What does USE-IT stand for?
• is made by locals: USE-IT doesn't work with travel journalists but with locals.
• is not commercial: nobody pays to be included on the maps.
• maps are free. You find them in hostels and tourist infos.
• is for young travellers: no 5-star hotels, no fancy dinners.
• is up-to-date: new editions are made every year.
• is not a trendy guide, it's about the life and soul of the city.
• is honest: no publicity, no marketing nonsense.
How is USE-IT organised?
Every USE-IT is largely independent. Every local initiative gets subsidies to run the project, usually from local authorities. USE-IT Oslo is paid with Norwegian money, USE-IT Milan with Italian money, and so on. However, everybody shares the USE-IT principles and is member of the same European organisation called USE-IT Europe.

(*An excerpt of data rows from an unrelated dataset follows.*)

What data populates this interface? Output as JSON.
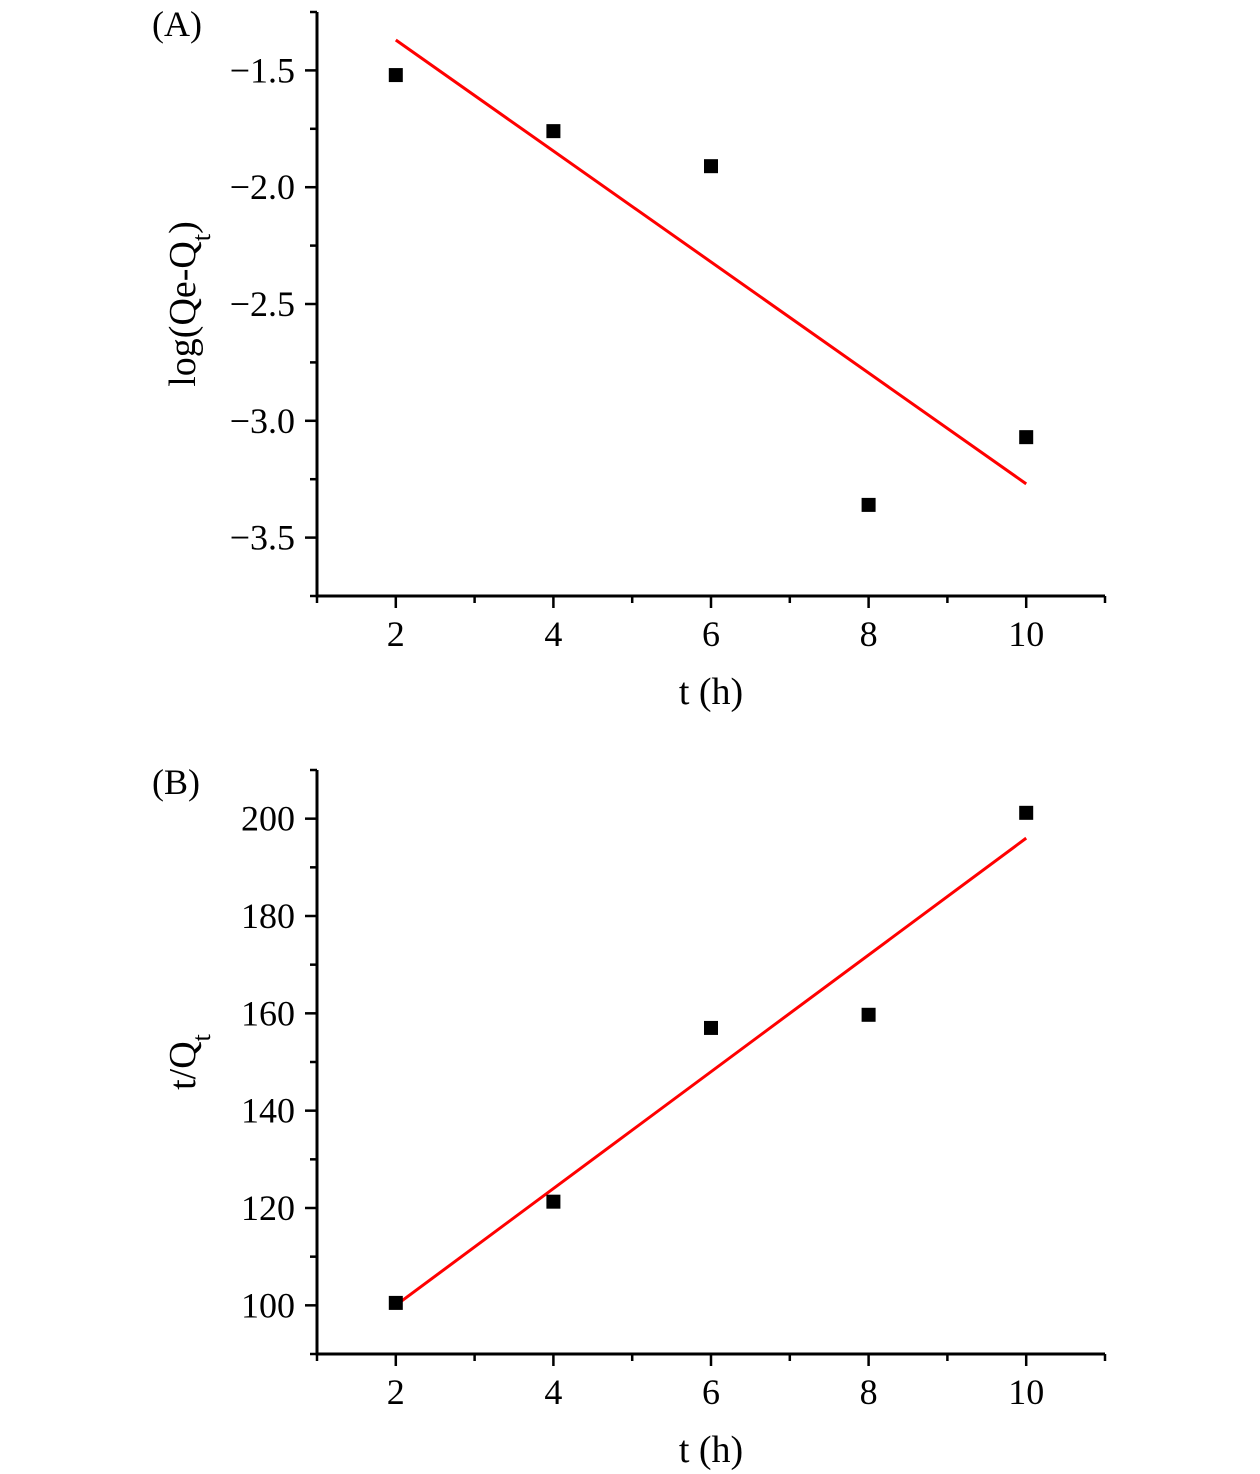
{
  "chart_data": [
    {
      "type": "scatter",
      "panel_label": "(A)",
      "xlabel": "t (h)",
      "ylabel": {
        "main": "log(Qe-Q",
        "sub": "t",
        "end": ")"
      },
      "xlim": [
        1,
        11
      ],
      "ylim": [
        -3.75,
        -1.25
      ],
      "xticks": [
        2,
        4,
        6,
        8,
        10
      ],
      "xtick_labels": [
        "2",
        "4",
        "6",
        "8",
        "10"
      ],
      "yticks": [
        -1.5,
        -2.0,
        -2.5,
        -3.0,
        -3.5
      ],
      "ytick_labels": [
        "−1.5",
        "−2.0",
        "−2.5",
        "−3.0",
        "−3.5"
      ],
      "points": [
        {
          "x": 2,
          "y": -1.52
        },
        {
          "x": 4,
          "y": -1.76
        },
        {
          "x": 6,
          "y": -1.91
        },
        {
          "x": 8,
          "y": -3.36
        },
        {
          "x": 10,
          "y": -3.07
        }
      ],
      "fit_line": {
        "x": [
          2,
          10
        ],
        "y": [
          -1.37,
          -3.27
        ]
      },
      "grid": false,
      "marker_color": "#000000",
      "fit_color": "#ff0000"
    },
    {
      "type": "scatter",
      "panel_label": "(B)",
      "xlabel": "t (h)",
      "ylabel": {
        "main": "t/Q",
        "sub": "t",
        "end": ""
      },
      "xlim": [
        1,
        11
      ],
      "ylim": [
        90,
        210
      ],
      "xticks": [
        2,
        4,
        6,
        8,
        10
      ],
      "xtick_labels": [
        "2",
        "4",
        "6",
        "8",
        "10"
      ],
      "yticks": [
        100,
        120,
        140,
        160,
        180,
        200
      ],
      "ytick_labels": [
        "100",
        "120",
        "140",
        "160",
        "180",
        "200"
      ],
      "points": [
        {
          "x": 2,
          "y": 100.5
        },
        {
          "x": 4,
          "y": 121.3
        },
        {
          "x": 6,
          "y": 157.0
        },
        {
          "x": 8,
          "y": 159.7
        },
        {
          "x": 10,
          "y": 201.2
        }
      ],
      "fit_line": {
        "x": [
          2,
          10
        ],
        "y": [
          100.0,
          196.0
        ]
      },
      "grid": false,
      "marker_color": "#000000",
      "fit_color": "#ff0000"
    }
  ]
}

What is the story behind USE-IT?
USE-IT started in 1971 as a low-budget info desk for young travellers in Copenhagen. A few other initiatives followed later in Norway, the Netherlands and Belgium, always with the same non-commercial philosophy. In 2005, the first USE-IT Map for Young Travellers was made in Ghent (Belgium) and it became very popular very fast. In 2008 the international organisation called 'USE-IT Europe' was founded to help more young people with creating their own city maps.
What does USE-IT Europe do?
USE-IT Europe helps newcomers to start up local initiatives and protects the quality label. Young locals are responsible for their own content and design, but there are some basic communication guidelines to follow before you can become a member. This is why USE-IT Europe signs off on every new publication.